Remember those “maybes” on your list? Here’s where to skimp a little and reserve the big bucks for your must-haves. “You could consider reducing some of the details, such as a smaller wedding party, smaller bouquets, and centerpieces, streamlined drinks or bar service, reducing the guest list, etc.,” Weinberg says.

 

Barbaran, for example, reduced the cost of her wedding significantly by researching current permit laws. Back in 2010, any wedding ceremony on Malibu Beach required a $1,000 permit, but Santa Monica Beach waived the fee if you had fewer than 100 people with no tent or canopy. Fortunately, Barbaran and her husband wanted a small wedding. “And by having the wedding outside, we didn’t need to spend money on additional decorations.”

 

They also relied on local, small vendors for a lot of their wedding needs. “For example, we rented dishes and flatware for the dinner, a platform and chairs for the ceremony on the sand, and had the food catered by our favorite restaurant – all independent small businesses,” she says.

 

Paddock also found creative ways to cut costs. As experienced homebrewers, the couple was able to brew their own beer for the reception. They also hired a taco cart instead of having a fully seated meal and made their own cocktail hour platters and desserts.

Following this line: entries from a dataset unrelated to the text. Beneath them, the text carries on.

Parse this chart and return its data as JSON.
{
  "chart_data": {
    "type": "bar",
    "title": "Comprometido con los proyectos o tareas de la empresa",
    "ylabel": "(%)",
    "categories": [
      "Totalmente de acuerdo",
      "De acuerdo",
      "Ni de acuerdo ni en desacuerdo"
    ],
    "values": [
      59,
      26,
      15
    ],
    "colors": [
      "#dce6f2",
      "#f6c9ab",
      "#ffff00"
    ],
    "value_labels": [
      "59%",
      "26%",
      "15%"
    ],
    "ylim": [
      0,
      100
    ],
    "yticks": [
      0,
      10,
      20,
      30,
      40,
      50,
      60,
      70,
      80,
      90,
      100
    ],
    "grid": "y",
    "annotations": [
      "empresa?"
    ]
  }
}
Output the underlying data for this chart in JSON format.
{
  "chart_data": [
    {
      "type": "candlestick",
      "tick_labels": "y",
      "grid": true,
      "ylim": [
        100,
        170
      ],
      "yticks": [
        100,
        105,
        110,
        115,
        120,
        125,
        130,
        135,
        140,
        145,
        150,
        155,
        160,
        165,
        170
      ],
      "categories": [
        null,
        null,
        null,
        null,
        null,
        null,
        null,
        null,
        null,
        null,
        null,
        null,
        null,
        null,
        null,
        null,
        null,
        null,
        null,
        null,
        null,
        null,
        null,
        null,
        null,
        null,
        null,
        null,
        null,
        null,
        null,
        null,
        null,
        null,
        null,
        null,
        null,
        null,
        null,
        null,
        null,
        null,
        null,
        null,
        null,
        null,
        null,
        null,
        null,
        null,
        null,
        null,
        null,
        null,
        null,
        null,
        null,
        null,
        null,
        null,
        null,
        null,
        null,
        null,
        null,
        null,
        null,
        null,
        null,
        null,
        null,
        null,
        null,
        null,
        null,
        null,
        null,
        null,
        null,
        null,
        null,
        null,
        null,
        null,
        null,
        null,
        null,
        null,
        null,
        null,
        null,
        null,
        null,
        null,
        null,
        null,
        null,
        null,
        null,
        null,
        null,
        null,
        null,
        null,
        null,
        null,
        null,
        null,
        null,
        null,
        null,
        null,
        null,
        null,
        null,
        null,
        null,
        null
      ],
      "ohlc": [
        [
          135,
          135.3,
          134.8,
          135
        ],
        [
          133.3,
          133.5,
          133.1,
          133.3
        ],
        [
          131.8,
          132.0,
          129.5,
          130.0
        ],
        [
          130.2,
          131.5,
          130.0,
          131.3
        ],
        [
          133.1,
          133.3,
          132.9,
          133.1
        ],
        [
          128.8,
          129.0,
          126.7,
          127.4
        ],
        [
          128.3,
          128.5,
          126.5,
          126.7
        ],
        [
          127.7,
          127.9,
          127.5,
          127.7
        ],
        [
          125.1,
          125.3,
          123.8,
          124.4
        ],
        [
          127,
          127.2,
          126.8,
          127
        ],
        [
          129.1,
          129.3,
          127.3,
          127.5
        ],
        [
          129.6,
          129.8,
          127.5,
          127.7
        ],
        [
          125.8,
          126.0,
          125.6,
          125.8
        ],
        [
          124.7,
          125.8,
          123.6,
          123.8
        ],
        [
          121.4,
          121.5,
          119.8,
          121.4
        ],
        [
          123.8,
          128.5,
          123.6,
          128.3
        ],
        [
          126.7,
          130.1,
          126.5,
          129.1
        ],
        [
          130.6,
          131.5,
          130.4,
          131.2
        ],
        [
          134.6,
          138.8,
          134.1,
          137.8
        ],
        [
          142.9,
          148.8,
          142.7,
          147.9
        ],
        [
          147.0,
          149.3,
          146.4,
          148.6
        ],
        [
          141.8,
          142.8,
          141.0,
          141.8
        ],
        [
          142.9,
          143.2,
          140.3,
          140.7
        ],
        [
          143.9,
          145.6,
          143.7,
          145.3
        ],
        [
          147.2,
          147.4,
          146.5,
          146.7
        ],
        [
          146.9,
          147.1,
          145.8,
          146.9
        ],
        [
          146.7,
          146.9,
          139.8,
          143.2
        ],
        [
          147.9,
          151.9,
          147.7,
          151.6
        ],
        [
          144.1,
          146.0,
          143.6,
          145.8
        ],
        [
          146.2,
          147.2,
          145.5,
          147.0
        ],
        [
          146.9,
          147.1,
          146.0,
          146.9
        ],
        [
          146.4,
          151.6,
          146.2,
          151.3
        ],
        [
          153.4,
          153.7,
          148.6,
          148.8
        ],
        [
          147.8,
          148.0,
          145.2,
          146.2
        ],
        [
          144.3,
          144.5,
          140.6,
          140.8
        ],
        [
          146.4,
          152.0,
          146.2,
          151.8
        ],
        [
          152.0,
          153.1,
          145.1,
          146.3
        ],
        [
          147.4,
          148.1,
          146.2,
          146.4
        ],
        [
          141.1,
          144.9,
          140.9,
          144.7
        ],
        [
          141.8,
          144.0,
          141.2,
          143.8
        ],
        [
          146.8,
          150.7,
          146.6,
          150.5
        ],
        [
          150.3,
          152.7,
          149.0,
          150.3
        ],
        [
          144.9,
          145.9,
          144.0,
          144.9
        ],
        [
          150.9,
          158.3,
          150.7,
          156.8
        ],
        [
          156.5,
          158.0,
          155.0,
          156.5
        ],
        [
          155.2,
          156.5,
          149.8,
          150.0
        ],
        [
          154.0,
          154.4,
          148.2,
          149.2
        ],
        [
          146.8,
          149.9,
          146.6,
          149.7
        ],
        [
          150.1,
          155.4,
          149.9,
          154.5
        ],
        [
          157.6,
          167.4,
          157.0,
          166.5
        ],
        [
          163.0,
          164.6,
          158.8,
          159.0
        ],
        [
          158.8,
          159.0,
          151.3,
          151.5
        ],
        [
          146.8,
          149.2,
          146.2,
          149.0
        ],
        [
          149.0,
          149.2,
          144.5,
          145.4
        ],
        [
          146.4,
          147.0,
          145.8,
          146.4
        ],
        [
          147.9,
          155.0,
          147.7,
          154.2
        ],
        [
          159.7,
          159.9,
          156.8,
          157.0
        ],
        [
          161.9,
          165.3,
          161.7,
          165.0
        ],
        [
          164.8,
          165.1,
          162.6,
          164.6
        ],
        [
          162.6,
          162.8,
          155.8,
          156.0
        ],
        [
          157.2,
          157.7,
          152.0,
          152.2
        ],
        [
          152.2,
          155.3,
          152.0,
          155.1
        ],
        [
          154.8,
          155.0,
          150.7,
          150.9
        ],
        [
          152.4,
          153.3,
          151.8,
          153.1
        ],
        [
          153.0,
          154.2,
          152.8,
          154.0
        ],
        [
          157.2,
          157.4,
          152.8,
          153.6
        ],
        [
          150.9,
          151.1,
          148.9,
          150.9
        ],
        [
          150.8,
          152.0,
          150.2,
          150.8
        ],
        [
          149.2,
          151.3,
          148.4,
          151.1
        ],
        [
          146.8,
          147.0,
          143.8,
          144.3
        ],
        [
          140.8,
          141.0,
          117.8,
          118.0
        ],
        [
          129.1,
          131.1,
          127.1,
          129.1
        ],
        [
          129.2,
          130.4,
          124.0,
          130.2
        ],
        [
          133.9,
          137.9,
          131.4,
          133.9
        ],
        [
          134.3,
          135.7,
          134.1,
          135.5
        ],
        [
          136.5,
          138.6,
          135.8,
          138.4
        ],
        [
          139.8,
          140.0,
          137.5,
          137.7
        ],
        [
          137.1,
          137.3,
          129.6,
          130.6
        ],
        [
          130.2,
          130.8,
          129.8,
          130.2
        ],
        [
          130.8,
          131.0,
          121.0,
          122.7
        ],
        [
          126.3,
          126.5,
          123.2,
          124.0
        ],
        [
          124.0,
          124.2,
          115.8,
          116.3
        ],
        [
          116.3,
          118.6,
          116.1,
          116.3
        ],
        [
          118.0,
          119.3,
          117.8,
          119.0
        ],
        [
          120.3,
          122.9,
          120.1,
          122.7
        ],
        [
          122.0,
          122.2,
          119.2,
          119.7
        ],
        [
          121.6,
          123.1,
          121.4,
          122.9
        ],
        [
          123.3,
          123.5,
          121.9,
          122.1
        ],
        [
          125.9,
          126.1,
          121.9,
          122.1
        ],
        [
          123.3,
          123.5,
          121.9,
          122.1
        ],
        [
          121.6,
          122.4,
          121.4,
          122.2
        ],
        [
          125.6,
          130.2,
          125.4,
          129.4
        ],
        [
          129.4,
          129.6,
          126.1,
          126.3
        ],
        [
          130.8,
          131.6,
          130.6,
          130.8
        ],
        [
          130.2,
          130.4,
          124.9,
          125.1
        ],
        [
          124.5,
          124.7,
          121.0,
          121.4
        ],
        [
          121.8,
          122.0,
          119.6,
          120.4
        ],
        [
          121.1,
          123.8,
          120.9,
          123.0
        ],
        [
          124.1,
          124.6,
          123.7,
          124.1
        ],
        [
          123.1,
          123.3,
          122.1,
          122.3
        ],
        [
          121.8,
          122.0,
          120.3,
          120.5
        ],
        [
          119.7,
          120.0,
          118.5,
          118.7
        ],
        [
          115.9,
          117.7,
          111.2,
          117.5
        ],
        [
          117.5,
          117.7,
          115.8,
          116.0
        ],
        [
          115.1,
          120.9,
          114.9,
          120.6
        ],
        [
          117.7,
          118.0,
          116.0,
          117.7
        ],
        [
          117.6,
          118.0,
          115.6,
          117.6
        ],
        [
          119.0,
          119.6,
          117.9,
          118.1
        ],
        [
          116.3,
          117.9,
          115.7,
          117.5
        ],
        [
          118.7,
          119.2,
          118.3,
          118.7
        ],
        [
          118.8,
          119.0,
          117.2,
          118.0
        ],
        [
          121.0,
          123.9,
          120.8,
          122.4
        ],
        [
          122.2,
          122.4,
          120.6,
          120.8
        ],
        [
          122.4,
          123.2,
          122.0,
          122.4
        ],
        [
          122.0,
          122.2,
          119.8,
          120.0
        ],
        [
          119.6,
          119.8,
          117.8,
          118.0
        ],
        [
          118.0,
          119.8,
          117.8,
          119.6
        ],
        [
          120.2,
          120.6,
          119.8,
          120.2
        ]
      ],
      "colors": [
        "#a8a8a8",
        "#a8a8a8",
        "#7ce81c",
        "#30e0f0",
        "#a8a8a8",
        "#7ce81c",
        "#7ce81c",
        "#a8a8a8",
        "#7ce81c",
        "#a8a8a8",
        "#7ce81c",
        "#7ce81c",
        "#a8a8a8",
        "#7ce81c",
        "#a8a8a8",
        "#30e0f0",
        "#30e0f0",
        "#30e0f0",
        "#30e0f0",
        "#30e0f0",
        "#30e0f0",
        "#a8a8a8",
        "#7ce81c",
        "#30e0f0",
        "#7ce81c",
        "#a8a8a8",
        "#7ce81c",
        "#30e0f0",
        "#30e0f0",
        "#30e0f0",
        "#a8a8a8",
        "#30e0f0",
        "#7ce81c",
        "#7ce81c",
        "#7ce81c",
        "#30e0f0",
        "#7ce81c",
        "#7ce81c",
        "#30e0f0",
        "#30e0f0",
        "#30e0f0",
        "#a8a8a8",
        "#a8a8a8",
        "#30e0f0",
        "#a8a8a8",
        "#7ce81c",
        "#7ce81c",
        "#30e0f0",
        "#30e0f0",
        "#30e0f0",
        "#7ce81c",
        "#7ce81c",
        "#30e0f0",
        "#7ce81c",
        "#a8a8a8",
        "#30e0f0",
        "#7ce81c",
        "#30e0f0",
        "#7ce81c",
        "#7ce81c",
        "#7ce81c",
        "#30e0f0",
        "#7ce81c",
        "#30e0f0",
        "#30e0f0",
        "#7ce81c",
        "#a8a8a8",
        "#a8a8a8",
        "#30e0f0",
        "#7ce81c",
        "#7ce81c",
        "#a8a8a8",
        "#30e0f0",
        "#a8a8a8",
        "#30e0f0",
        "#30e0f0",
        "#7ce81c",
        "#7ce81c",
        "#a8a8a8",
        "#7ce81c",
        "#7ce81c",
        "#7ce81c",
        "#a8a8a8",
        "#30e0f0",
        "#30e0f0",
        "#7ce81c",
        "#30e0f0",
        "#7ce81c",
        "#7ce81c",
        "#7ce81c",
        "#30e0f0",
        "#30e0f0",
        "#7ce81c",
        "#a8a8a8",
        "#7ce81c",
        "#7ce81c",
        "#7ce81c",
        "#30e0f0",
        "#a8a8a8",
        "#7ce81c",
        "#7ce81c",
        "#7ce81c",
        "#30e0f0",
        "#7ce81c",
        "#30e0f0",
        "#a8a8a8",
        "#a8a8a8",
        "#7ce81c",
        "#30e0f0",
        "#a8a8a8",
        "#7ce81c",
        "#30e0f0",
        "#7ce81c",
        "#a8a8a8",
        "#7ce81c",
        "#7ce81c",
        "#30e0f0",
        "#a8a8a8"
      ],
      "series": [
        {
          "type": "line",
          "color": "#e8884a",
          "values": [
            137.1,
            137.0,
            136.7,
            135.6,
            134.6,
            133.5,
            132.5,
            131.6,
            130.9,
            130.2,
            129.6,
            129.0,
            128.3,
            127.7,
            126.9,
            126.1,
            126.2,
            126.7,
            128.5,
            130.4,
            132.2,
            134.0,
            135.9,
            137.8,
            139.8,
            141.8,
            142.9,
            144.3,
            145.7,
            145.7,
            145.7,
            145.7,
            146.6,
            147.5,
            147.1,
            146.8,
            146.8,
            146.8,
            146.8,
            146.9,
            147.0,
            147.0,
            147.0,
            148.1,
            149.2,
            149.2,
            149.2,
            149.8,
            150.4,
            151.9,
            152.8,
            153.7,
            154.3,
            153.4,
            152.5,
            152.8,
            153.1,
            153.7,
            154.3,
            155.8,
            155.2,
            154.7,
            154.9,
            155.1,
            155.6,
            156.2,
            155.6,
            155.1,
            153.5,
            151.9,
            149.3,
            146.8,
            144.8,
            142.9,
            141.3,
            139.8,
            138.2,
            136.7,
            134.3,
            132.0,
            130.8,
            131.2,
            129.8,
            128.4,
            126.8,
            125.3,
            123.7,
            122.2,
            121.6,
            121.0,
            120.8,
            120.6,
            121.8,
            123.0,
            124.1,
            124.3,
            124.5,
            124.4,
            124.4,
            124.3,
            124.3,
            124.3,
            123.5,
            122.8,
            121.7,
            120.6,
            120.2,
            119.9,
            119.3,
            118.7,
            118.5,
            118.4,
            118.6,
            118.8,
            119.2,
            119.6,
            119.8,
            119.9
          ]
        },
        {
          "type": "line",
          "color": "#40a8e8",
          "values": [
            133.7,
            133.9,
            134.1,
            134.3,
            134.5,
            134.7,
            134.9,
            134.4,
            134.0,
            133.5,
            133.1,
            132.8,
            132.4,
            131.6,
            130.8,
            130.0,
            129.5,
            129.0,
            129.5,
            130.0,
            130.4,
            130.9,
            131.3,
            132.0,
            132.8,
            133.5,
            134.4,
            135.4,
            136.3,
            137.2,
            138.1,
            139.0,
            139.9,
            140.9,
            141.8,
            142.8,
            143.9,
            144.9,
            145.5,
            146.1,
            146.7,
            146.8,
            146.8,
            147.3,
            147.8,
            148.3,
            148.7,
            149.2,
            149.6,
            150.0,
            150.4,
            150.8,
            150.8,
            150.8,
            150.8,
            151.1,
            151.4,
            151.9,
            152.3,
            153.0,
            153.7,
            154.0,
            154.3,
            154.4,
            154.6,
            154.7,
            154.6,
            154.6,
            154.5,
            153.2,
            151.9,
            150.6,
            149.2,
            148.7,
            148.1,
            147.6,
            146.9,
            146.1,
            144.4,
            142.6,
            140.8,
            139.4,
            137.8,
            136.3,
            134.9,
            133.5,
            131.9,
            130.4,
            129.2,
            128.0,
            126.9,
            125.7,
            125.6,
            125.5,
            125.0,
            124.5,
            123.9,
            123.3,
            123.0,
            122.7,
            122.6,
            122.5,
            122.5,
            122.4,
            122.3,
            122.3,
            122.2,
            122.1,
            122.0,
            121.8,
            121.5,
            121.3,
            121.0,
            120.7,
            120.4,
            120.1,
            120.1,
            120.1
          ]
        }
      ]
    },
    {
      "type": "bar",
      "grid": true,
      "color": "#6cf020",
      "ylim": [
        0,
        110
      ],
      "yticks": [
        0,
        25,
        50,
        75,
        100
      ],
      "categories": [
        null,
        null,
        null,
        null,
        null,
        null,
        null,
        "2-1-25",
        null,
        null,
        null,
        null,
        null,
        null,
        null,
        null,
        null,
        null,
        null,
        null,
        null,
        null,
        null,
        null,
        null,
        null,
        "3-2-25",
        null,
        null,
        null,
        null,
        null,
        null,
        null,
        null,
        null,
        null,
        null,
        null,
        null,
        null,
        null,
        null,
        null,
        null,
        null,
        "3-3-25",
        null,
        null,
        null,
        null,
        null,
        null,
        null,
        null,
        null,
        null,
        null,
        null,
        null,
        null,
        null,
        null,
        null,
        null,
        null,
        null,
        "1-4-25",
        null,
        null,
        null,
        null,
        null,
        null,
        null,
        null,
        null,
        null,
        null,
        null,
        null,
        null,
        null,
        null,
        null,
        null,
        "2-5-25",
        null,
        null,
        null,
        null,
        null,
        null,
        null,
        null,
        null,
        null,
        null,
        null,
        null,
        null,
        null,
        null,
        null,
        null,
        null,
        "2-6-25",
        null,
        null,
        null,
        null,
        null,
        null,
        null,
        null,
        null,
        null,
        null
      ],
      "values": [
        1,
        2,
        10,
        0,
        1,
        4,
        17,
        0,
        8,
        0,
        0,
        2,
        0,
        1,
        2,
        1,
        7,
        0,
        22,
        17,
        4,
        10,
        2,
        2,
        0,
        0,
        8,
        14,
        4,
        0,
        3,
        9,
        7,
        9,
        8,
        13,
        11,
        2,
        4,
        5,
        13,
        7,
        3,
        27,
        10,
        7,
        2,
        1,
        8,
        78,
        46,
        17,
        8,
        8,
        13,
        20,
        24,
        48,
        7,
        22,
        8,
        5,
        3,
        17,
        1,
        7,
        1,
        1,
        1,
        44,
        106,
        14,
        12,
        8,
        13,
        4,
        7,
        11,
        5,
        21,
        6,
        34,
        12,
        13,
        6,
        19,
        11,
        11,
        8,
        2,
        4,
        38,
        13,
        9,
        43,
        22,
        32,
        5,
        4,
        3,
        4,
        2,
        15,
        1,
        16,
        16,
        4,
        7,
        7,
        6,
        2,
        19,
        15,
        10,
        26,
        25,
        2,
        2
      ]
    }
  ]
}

6. Take advantage of credit card rewards

 

Just because you’re trying to avoid debt doesn’t mean you should avoid credit cards altogether.

 

Even if you save up your entire wedding budget in cash, it’s a good idea to charge the expenses to a credit card and then immediately pay them off.

 

For one, your credit card company may guarantee all of your purchases. That means if you worry about a small vendor going out of business or needing to dispute any charges, you have protection from your card issuer, Tarrant says.

 

Many credit cards today also offer lucrative rewards points and welcome bonuses for hitting spending thresholds within the first few months of account opening. By putting all your wedding expenses on a rewards card, you can earn enough points to offset your spending or even fund your honeymoon.

 

Keep in mind, however, that this strategy only works if you pay off the balance in full right away. If you allow your credit card to accrue interest month over month, you’ll quickly cancel out any savings. So if you aren’t 100% sure you’ll be able to pay off your credit card bill, it’s better to stick with cash.

7. Consider a personal loan

 

Finally, if you’re not sure how to afford a wedding without borrowing at least some money, there are relatively low-cost loans available.

 

Personal loans, which are sometimes marketed as “wedding loans,” are a form of financing that’s gaining a lot of traction lately. Online lenders Earnest and LightStream issue three to four times as many wedding loans today as they did a year ago.

 

These loans often advertise low interest rates and easy, fixed payments. And it’s true — taking out a personal loan can be more affordable than racking up a big credit card balance. But keep in mind that the lowest rates are reserved for borrowers with excellent credit. Plus, personal loans often come with origination fees that can add to the long-term cost.

 

So if you do need to borrow money, keep it to a minimum, and consider how your credit score affects your options.

The bottom line on paying for your wedding

The best way to pay for a wedding is to set a realistic budget that won’t mean financial woes down the road. Remember, your wedding is a very important day for you and your families, and having a budget doesn’t diminish the significance of the day. Everyone will remember the abundance of love and personal touches, no matter how much money you spend.